(I'm mainly using token instead of compute to trigger you all, but also because its how gpu inference is billed)
assumptions: various AI models are becoming very useful and with the era of agents being on our doorstep there are few things on the horizon
main thesis:
- capital allocation game will change significantly, instead of giving 100s of startups preseed/seed checks you just buy gpus and allocate compute time to ideas
- anyone with access to cheap power and capital to build infrastructure now will be in a very advantageous position since compute is a lot more reusable than money paid out to developers
- its gonna be interesting to see how much of an edge running a large frontier model vs good enough model than can run on somewhat commodity hardware (lets say $10k budget) will be, I guess small good enough model with lots of unified memory for context could get decently far
- this has the potential to be an extremely centralizing force
- a lot of big bitcoin miners might be underpriced given that they are perfectly set up for this (tho to be fair many are already running hybrid loads)
- it could lead to interesting business models where people/companies could pitch in spare compute as investment into new ventures
thoughts?
When you say btc miners are perfectly set up, you mean bc they have solved the infra for massive amounts of electricity and to host and maintain servers?
Are there examples of this happening already? Seems like I've heard talk but I don't know where it stands.
yes, bitcoin miners tend to have lots of expertise in energy dense infrastructure deployment combined with existing contracts for cheap power
also a lot fo them are already doing it - some examples here. Some of them actually have their own power production as well which is beyond great.
I've been a/b testing large models on
venice(because they let me pay one-off with sats) vs small models on a macbook for agents. Large models are better at task breakdown and code generation, but evenqwen3:4blocally can do pretty amazing things if you instruct it correctly.You have to break down further for smaller models so you'll be slower, but if you have a 10x better idea that big tech can't steal from you while you're working it, 10x slower don't matter that much: compute sovereignty feels important.

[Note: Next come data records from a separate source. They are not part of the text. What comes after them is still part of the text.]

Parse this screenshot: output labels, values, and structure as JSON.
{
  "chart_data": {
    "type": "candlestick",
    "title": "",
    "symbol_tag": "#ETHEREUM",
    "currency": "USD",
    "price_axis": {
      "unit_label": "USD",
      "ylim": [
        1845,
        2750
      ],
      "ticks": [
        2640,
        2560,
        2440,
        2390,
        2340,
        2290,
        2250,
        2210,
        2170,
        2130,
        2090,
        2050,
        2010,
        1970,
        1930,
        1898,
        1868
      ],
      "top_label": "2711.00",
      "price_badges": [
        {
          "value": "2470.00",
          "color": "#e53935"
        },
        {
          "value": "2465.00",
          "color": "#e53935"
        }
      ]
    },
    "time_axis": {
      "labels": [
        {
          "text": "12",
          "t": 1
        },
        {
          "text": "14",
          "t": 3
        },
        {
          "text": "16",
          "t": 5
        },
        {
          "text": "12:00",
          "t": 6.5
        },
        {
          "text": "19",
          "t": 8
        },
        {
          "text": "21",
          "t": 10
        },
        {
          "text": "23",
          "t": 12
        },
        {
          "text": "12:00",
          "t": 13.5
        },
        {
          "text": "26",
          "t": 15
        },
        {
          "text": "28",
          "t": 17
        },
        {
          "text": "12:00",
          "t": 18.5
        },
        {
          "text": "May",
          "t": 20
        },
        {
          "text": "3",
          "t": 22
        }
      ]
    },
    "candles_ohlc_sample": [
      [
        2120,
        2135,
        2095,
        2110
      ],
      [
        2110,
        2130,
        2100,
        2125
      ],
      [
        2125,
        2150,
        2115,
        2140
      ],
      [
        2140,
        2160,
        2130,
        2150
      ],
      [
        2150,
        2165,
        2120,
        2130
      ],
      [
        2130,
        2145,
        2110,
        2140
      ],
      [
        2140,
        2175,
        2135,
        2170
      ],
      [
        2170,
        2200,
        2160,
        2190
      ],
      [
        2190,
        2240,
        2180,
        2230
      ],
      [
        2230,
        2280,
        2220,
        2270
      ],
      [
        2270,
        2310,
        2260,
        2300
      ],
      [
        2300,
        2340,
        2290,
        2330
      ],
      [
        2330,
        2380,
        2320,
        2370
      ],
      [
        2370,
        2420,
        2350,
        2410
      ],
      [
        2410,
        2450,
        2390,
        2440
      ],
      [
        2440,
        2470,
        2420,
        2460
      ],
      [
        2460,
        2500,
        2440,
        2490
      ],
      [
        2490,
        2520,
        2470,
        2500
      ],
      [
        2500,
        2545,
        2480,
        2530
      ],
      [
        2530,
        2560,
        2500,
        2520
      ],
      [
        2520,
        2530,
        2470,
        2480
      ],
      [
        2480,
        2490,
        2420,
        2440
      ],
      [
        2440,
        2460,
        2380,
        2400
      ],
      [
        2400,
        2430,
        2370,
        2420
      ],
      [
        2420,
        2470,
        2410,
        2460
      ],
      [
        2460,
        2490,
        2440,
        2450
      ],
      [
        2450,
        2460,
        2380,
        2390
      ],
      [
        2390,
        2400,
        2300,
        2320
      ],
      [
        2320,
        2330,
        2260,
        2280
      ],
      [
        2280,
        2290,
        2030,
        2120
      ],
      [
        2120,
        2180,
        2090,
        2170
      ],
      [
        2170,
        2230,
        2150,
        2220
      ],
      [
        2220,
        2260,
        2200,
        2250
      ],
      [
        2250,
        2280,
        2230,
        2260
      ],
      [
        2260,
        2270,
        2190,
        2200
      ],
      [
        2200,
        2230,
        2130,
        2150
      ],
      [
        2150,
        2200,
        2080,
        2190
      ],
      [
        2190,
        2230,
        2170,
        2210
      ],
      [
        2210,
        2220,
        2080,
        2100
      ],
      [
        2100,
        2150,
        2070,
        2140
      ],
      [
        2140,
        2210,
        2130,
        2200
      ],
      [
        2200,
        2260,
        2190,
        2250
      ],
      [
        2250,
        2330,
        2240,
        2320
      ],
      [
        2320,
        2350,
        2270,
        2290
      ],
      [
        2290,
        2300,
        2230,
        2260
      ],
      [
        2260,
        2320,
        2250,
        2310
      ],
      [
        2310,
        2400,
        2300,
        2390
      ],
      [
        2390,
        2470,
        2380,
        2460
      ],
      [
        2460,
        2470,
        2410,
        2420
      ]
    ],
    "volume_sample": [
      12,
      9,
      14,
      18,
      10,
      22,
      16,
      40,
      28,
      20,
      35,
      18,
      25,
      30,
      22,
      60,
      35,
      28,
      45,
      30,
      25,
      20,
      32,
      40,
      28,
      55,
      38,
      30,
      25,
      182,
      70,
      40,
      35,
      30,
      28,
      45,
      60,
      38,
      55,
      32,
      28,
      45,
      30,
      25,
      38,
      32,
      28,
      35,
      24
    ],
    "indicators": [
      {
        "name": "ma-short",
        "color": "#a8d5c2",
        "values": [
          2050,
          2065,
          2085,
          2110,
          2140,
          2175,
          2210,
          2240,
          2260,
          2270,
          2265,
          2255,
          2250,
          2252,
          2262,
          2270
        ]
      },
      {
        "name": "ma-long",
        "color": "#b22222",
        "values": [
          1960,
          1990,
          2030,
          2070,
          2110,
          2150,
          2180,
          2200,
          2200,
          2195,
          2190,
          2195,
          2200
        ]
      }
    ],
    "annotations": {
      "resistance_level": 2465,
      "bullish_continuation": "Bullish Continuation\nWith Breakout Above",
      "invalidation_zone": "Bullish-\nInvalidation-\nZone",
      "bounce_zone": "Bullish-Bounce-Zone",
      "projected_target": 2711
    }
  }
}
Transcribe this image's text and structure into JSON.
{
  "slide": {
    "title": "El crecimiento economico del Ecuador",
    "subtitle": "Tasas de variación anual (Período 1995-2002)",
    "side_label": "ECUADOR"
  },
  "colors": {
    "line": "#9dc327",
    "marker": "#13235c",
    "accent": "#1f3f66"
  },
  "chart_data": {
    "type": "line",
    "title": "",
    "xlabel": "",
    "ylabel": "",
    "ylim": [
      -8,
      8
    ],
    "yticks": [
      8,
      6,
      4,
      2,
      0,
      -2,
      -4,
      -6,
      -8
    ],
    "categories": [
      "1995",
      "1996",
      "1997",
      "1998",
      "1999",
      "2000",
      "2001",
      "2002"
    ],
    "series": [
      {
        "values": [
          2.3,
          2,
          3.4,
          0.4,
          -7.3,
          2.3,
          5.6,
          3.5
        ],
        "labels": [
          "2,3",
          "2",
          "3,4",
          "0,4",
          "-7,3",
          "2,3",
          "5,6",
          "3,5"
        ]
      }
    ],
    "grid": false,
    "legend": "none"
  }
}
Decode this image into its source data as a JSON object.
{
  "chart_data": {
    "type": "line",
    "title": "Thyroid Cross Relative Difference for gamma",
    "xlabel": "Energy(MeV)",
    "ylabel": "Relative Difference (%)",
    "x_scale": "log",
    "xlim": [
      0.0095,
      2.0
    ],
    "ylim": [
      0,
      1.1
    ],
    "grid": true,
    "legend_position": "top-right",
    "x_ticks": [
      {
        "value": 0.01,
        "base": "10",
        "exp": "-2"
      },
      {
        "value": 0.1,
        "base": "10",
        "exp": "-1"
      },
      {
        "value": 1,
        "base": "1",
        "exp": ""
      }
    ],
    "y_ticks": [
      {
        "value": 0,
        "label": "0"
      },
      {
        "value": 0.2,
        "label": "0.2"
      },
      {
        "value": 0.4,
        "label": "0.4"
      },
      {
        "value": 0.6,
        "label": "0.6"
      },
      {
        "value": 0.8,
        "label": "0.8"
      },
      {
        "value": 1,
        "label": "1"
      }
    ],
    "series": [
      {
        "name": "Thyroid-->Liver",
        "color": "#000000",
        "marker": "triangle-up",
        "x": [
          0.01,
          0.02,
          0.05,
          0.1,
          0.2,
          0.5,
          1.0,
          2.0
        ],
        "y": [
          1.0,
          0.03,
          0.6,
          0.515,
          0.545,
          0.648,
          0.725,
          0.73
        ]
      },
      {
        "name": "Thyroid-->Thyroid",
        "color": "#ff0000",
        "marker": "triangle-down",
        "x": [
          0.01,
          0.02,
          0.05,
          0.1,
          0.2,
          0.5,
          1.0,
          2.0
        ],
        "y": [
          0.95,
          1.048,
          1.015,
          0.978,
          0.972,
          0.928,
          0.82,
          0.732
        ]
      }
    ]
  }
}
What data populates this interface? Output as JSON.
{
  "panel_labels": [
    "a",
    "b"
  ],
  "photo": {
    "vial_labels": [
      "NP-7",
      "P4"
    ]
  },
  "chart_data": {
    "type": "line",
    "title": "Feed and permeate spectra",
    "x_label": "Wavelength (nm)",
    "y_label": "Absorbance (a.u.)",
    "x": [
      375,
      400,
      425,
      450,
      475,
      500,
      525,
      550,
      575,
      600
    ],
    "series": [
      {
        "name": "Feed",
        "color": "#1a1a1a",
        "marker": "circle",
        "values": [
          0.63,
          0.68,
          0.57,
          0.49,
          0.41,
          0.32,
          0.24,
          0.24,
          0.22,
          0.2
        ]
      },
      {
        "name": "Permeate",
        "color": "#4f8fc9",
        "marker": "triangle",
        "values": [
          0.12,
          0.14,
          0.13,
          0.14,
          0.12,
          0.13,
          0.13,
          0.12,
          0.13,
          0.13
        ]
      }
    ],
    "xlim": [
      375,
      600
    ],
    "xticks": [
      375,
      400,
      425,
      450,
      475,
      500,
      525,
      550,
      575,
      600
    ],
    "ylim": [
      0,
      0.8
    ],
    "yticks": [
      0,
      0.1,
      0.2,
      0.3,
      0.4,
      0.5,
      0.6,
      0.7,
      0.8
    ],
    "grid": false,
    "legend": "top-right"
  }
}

To clarify "instruct it correctly". During
task graph decomposition, this is an example what a small model did locally (took forever) because of a modeling inefficiency in thejsonoutput I instructed it to give me:have you looked into combining large action models with llms for orchestration?
there was a research paper explaining the methodology of using large context frontier models as planning and smaller locally hosted models for execution, also used for working with sensitive data since no data was shared to the cloud based model, only processed by local ones. but i can't find it now...
I've been looking into something like that: I envision a work queue where:
devstralorcodellamafor actual operations.my thesis is not that AI is becoming useful to people, but that people are becoming useful to AI, so AI trains people to its advantage; the diseased mind is especially susceptible to this psychological operation
view on www.youtube.comIf you're just now going "aha" at AI, you're already too late. 😆
Interesting post.
I recommend taking a look at Jacob Steeve's work with Bittensor and TAOHash's model on Bittensor's Finney chain. It's a cute project of bitcoiners trying to leverage AI in a decentralized way with incentives similar to crypto but using some kind of intelligence consensus. They say they want to improve Bitcoin through it.
I wish I had anything of substance to add, but this is well outside my domain.
Absolutely spot on. This is the real "resource gold rush" of the decade — but instead of oil rigs or ASICs, it’s GPUs and cheap electricity.
The idea that compute becomes capital is deeply underrated. We're heading into a world where owning compute is like owning farmland during an agricultural revolution. If you control the compute, you control the economy — at least the parts being eaten by AI (which is rapidly becoming… everything).
And yes, it’s insanely centralizing. The barrier isn’t knowledge anymore — open weights, open models, open research — it’s energy, hardware, and data. Gatekeeping is shifting from intellectual to infrastructural.
The funny part? Bitcoin miners saw this years ago. They figured out how to monetize electricity before anyone else — and now they're perfectly positioned to pivot into AI inference markets. We might look back and realize that Bitcoin mining was the prototype for the token-based compute economy.
The question is: Does this end with decentralized compute markets, or do we end up renting our future from the same five megacorps forever?
I'm hopeful for decentralized compute but the reality is not there atm since noone has the infrastructure, all the states are actively working against people having large energy consumption at home at having one gaming pc isnt really scalable as infrastructure
Yeah, that's the real bottleneck. The tech is open, but energy and hardware are the new choke points. Without sovereignty over compute and electricity, decentralization is just a dream on paper.